The findings of the Phi-3 article can shed light on how to improve ICL and RAG processes. One possibility is to generate synthetic data as a source for RAG, using a language model to create data that has the same desirable qualities used to train high-performance small models. This could include generating relevant metadata, applying filters to select the most meaningful information, and obtaining greater diversity of information through re-ranking techniques.

By generating high-quality synthetic data to feed ICL and RAG models, companies can significantly improve the effectiveness of these approaches. The information generated by a language model could provide added value that is not easily found in the original manually created documentation.

Conclusion

The results presented in the article “Phi-3 Technical Report: A Highly Capable Language Model Locally on Your Phone” have significant implications for the language model industry and machine learning in general. They demonstrate that the generation of high-quality synthetic data can enable the creation of small models with performance comparable to larger models, opening up new possibilities for efficiency and accessibility.

These findings also challenge the preconceived notion that synthetic data is inherently problematic and should be avoided. Instead, they suggest that when properly generated and filtered, synthetic data can be a valuable resource for improving model performance, regardless of size.
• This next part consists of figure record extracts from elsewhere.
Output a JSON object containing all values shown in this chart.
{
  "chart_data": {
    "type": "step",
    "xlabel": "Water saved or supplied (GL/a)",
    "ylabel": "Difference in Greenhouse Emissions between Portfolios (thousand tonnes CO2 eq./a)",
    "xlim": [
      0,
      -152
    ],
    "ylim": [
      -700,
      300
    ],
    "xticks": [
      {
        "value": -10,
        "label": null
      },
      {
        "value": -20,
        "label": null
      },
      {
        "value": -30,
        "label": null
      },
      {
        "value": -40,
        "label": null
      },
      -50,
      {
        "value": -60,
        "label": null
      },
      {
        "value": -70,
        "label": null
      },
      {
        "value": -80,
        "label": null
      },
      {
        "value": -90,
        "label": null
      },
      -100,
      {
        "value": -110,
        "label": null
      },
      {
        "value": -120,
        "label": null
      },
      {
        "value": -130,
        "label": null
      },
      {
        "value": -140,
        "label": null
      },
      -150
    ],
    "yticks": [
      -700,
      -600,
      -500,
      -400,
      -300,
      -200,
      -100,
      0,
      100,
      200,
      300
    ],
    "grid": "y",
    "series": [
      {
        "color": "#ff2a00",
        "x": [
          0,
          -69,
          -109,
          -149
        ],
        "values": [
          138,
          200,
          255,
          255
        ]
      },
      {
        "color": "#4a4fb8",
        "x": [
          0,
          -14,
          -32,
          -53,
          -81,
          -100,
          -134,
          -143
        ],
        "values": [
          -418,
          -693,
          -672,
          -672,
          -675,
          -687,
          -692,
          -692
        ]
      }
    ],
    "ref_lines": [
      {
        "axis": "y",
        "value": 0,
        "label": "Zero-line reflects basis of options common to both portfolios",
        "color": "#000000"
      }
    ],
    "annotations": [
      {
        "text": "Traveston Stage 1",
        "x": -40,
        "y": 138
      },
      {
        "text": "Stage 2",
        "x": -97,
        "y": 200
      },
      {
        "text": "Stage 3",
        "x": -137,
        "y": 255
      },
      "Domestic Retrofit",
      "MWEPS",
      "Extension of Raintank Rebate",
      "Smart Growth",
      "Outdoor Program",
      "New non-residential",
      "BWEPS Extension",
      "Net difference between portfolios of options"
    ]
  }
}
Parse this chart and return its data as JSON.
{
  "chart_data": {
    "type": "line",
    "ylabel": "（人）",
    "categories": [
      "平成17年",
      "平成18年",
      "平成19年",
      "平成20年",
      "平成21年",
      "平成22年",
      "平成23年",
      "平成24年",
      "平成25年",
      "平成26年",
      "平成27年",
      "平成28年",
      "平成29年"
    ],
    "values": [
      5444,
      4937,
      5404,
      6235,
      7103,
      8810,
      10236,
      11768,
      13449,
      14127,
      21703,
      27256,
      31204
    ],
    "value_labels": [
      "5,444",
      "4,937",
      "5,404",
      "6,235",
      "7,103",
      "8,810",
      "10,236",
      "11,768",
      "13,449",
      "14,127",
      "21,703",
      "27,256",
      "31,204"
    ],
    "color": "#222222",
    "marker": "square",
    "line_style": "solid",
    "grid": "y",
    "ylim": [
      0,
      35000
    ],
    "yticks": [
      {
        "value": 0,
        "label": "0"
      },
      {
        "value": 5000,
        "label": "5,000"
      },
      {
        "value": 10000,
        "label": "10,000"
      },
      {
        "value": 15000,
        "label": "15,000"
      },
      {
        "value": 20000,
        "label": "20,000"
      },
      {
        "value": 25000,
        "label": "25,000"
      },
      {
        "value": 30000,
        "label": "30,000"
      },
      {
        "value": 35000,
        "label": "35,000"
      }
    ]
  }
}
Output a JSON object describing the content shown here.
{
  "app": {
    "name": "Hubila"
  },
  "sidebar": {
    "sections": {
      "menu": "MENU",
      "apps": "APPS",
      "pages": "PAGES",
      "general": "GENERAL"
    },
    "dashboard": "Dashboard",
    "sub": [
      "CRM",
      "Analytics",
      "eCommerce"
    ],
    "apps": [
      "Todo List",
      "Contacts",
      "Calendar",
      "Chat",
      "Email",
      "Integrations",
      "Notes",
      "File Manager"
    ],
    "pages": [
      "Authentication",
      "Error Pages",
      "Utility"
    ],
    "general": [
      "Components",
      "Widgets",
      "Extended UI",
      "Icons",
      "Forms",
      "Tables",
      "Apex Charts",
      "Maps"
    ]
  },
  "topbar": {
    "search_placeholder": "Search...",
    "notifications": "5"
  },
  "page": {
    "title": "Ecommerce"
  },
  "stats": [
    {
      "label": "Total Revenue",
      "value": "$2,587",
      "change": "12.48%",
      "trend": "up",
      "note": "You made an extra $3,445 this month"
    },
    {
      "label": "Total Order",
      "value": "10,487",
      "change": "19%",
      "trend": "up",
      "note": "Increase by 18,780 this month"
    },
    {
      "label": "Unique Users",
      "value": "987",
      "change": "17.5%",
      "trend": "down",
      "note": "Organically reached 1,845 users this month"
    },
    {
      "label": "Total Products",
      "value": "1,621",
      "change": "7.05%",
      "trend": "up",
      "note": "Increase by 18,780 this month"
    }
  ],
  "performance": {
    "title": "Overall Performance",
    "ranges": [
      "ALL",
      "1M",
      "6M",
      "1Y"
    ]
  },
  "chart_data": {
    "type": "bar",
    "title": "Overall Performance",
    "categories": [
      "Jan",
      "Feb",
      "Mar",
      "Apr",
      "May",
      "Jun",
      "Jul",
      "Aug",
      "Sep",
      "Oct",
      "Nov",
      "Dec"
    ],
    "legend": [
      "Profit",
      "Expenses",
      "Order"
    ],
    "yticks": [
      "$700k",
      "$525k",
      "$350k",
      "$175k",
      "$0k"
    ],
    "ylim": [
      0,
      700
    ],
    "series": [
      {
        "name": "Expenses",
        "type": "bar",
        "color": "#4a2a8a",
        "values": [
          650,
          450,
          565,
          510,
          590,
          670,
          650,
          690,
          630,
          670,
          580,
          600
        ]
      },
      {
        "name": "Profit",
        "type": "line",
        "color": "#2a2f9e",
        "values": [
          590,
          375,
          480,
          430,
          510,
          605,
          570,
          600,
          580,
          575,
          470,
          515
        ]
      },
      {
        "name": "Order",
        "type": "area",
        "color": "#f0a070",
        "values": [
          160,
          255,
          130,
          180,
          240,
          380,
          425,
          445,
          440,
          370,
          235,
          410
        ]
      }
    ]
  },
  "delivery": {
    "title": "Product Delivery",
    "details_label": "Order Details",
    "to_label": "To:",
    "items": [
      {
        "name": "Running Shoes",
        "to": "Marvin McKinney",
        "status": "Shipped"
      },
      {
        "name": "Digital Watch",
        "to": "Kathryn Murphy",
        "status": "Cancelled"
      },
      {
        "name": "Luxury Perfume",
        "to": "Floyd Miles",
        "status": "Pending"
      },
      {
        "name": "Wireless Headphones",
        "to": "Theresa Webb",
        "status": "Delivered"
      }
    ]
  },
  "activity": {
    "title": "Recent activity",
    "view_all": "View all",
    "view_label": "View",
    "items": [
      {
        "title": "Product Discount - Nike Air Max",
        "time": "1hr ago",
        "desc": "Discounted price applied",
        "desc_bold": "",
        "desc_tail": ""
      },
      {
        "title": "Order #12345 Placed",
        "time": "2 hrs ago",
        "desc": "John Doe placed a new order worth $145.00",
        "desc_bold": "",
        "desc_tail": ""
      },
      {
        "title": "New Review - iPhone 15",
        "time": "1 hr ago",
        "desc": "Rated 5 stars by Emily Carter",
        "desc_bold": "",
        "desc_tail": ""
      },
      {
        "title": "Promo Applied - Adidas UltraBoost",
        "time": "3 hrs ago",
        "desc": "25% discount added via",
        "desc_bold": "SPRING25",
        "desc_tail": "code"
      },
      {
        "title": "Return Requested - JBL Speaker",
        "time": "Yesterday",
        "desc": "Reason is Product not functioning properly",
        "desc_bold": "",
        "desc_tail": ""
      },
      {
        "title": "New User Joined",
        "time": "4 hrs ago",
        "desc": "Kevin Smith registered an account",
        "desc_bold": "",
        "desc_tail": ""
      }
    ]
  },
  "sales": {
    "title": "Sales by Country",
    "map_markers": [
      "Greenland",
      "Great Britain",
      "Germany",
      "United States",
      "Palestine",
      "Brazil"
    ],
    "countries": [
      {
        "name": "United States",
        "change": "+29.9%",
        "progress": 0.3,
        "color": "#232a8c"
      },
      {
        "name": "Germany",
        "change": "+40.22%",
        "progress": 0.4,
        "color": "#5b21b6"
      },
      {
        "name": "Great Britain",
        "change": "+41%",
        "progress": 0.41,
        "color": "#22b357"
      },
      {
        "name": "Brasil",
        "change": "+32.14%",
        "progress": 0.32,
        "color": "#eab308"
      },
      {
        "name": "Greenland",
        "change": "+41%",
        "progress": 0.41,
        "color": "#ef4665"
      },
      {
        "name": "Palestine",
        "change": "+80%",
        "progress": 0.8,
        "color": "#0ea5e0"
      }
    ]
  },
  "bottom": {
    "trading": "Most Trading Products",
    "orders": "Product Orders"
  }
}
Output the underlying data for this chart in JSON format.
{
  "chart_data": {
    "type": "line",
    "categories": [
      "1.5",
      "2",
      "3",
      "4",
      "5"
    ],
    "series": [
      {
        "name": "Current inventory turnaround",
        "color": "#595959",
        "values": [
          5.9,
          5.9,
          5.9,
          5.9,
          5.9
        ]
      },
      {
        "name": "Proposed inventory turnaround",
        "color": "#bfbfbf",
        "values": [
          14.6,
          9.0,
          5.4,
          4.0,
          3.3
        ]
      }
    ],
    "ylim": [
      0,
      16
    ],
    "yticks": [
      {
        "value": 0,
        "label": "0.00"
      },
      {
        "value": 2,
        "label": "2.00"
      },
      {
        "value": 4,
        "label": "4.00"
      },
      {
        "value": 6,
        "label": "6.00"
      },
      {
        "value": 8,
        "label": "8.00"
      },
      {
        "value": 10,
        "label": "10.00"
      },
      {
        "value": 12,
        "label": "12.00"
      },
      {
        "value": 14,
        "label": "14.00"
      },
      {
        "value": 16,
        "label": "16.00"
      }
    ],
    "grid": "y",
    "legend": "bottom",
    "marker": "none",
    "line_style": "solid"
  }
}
For companies that do not have the capacity to develop their own language models, these findings offer a valuable lesson. Instead of relying solely on models provided by third parties, companies can and should invest in generating high-quality synthetic data to feed their ICL and RAG processes. By doing so, they can achieve superior performance and more relevant results, even with smaller models.

Ultimately, the results of the Phi-3 article remind us that the future of artificial intelligence is not just about creating ever larger and more powerful models. It’s also about being smart and strategic about the data we use to train and feed these models. By embracing the potential of synthetic data and applying the principles of filtering, diversity, and relevance at all levels of the machine learning process, we can unlock new levels of efficiency and performance.